Les Iſraélites alloient quelquefois conſulter Belzebub Dieu d’Accaron[14] pour ſçavoir s’ils releveroient de leurs maladies. L’Hiſtoire de l’évocation de Samuel par la Magicienne d’Endor[15] eſt connue. Je ſçais qu’on forme ſur cette Hiſtoire des difficultés : je n’en concluerai ici autre choſe, ſinon que cette femme paſſoit pour Magicienne, que Saul la tenoit pour telle, & que ce Prince avoit exterminé les Magiciens de ſes Etats, du moins il ne permettoit pas qu’ils y exerçaſſent leur art.

Manaſſé Roi de Juda[16] eſt blâmé pour avoir introduit l’Idolâtrie dans ſon royaume, & en particulier d’y avoir ſouffert les Devins, les Aruſpices, & ceux qui ſe mêlent de prédire l’avenir : obſervavit auguria, & fecit Pythones, & Aruſpices multiplicavit. Le Roi Joas au contraire détruiſit toutes ces ſuperſtitions[17].

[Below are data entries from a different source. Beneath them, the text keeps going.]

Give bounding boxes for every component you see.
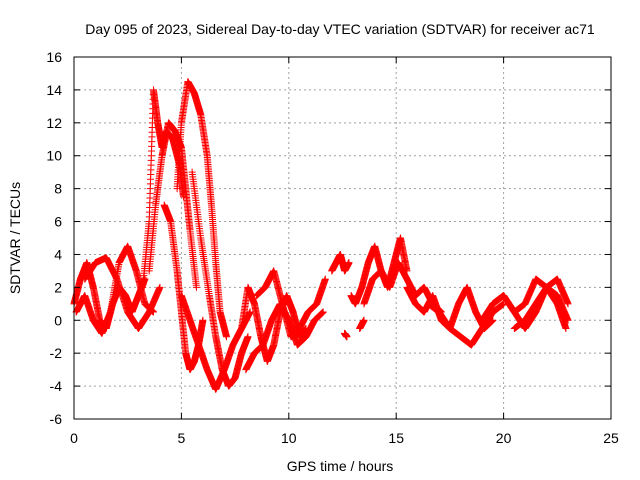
chart-title: Day 095 of 2023, Sidereal Day-to-day VTE… <box>85 21 595 37</box>
sat-track-10 <box>238 283 310 365</box>
x-tick-label: 25 <box>603 430 619 446</box>
y-tick-label: 4 <box>54 246 62 262</box>
sat-track-8 <box>188 168 252 390</box>
y-tick-label: -4 <box>50 378 63 394</box>
y-tick-label: 10 <box>46 148 62 164</box>
data-point <box>246 308 254 316</box>
data-points <box>70 78 572 393</box>
data-point <box>156 283 164 291</box>
y-tick-label: 2 <box>54 279 62 295</box>
data-point <box>199 316 207 324</box>
y-tick-label: 12 <box>46 115 62 131</box>
y-tick-label: 0 <box>54 312 62 328</box>
sat-track-7 <box>173 78 231 341</box>
y-tick-label: 6 <box>54 214 62 230</box>
y-axis-label: SDTVAR / TECUs <box>7 182 23 294</box>
y-tick-label: 16 <box>46 49 62 65</box>
sat-track-5 <box>145 119 200 291</box>
x-tick-label: 5 <box>178 430 186 446</box>
y-tick-label: -6 <box>50 411 63 427</box>
y-tick-label: -2 <box>50 345 63 361</box>
y-tick-label: 14 <box>46 82 62 98</box>
data-point <box>141 275 149 283</box>
x-axis-label: GPS time / hours <box>287 458 394 474</box>
data-point <box>244 333 252 341</box>
x-tick-label: 10 <box>281 430 297 446</box>
data-point <box>192 283 200 291</box>
x-tick-label: 15 <box>388 430 404 446</box>
x-tick-label: 0 <box>70 430 78 446</box>
sat-track-6 <box>160 201 207 374</box>
data-point <box>223 333 231 341</box>
y-tick-label: 8 <box>54 181 62 197</box>
x-tick-label: 20 <box>496 430 512 446</box>
grid-lines <box>74 57 611 419</box>
sat-track-3 <box>81 254 164 332</box>
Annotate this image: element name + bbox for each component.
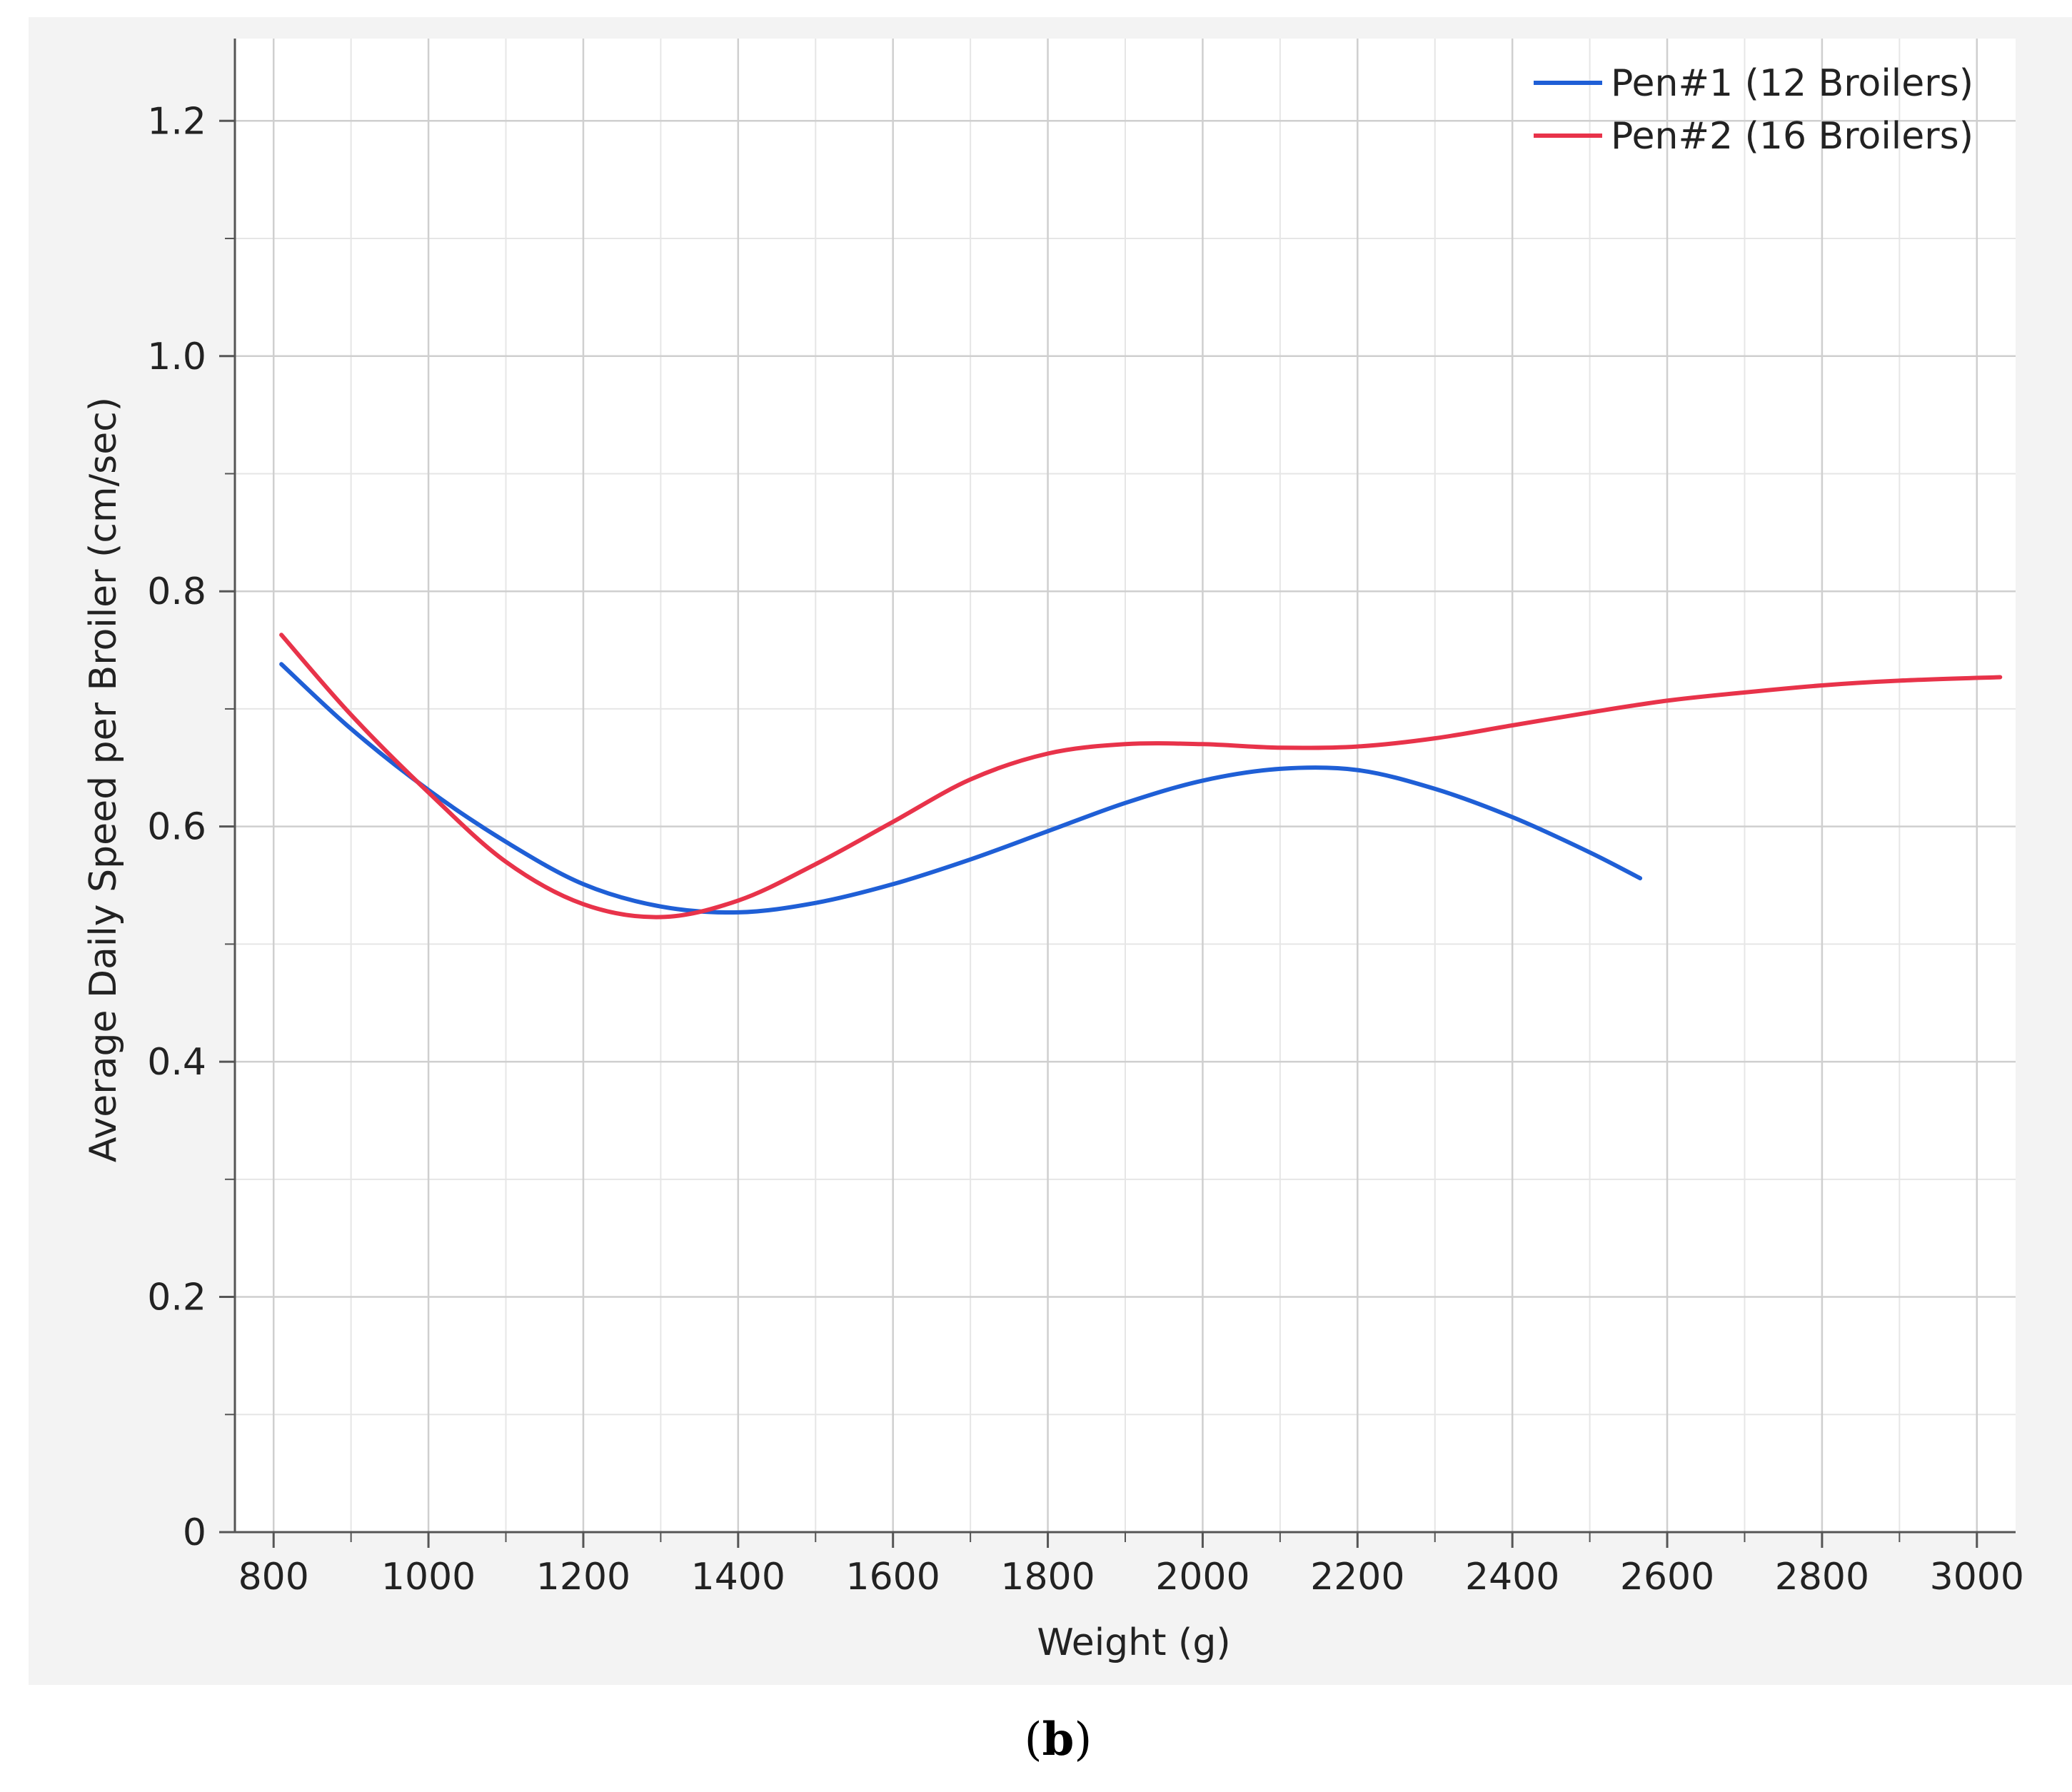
x-axis-title: Weight (g) xyxy=(1037,1621,1230,1664)
x-axis-ticks: 800 1000 1200 1400 1600 1800 2000 2200 2400 2600 2… xyxy=(238,1532,2024,1599)
y-tick-label: 0 xyxy=(183,1511,206,1554)
x-tick-label: 1600 xyxy=(846,1556,940,1599)
x-tick-label: 1000 xyxy=(381,1556,476,1599)
panel-label-close: ) xyxy=(1074,1713,1092,1766)
y-tick-label: 1.0 xyxy=(147,336,206,378)
major-gridlines xyxy=(235,39,2016,1534)
y-tick-label: 0.2 xyxy=(147,1277,206,1319)
panel-label: (b) xyxy=(1025,1713,1092,1766)
legend-label-pen1: Pen#1 (12 Broilers) xyxy=(1611,62,1973,105)
minor-gridlines xyxy=(235,39,2016,1532)
legend-label-pen2: Pen#2 (16 Broilers) xyxy=(1611,115,1973,158)
y-axis-ticks: 0 0.2 0.4 0.6 0.8 1.0 1.2 xyxy=(147,100,235,1554)
series-line-pen2 xyxy=(279,633,2003,920)
y-axis-title: Average Daily Speed per Broiler (cm/sec) xyxy=(82,397,125,1162)
x-tick-label: 1400 xyxy=(691,1556,785,1599)
x-tick-label: 2000 xyxy=(1155,1556,1249,1599)
y-tick-label: 0.6 xyxy=(147,806,206,849)
y-tick-label: 0.4 xyxy=(147,1041,206,1084)
panel-label-letter: b xyxy=(1042,1713,1075,1766)
x-tick-label: 1200 xyxy=(536,1556,630,1599)
legend: Pen#1 (12 Broilers) Pen#2 (16 Broilers) xyxy=(1534,62,1973,158)
x-tick-label: 1800 xyxy=(1000,1556,1095,1599)
x-tick-label: 2800 xyxy=(1775,1556,1869,1599)
y-tick-label: 0.8 xyxy=(147,570,206,613)
x-tick-label: 3000 xyxy=(1930,1556,2024,1599)
x-tick-label: 2200 xyxy=(1310,1556,1404,1599)
series-lines xyxy=(279,633,2003,920)
x-tick-label: 800 xyxy=(238,1556,309,1599)
series-line-pen1 xyxy=(279,662,1643,915)
x-tick-label: 2400 xyxy=(1465,1556,1559,1599)
x-tick-label: 2600 xyxy=(1620,1556,1714,1599)
panel-label-open: ( xyxy=(1025,1713,1042,1766)
y-tick-label: 1.2 xyxy=(147,100,206,143)
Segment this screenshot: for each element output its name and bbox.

Le Prophete Iſaïe qui vivoit dans ce même tems, dit qu’on voudra perſuader aux Juifs captifs à Babylone de s’adreſſer comme les autres Nations aux Devins & aux Magiciens ; mais qu’ils doivent rejetter ces pernicieux conſeils, & laiſſer ces abominations aux Gentils qui ne connoiſſent pas le Seigneur. Daniel[18] parle des Magiciens des Chaldéens, & de ceux qui ſe mêloient parmi eux d’interpréter les ſonges, & de prédire l’avenir.

Dans le Nouveau Teſtament, les Juifs accuſent Jeſus-Chriſt de ne chaſſer les Démons qu’au nom de Belzébud Prince des Démons[19] ; mais il les réfute, en diſant qu’étant venu pour détruire l’Empire de Belzébud, il n’étoit pas croyable que Belzébud fît des prodiges pour renverſer ſon propre Empire. S. Luc parle de Simon le Magicien, qui avoit pendant long-tems ſéduit les habitans de Samarie[20] ; & d’un certain Bar-Jeſus de Paphos, qui faiſoit profeſſion de Magie, & ſe vantoit de prédire l’avenir[21]. S. Paul fit brûler à Epheſe un grand nombre de livres de Magie[22]. Enfin le Pſalmiſte[23] & l’Auteur de l’Eccléſiaſtique[24] parlent des charmes avec leſquels on enchantoit les ſerpens.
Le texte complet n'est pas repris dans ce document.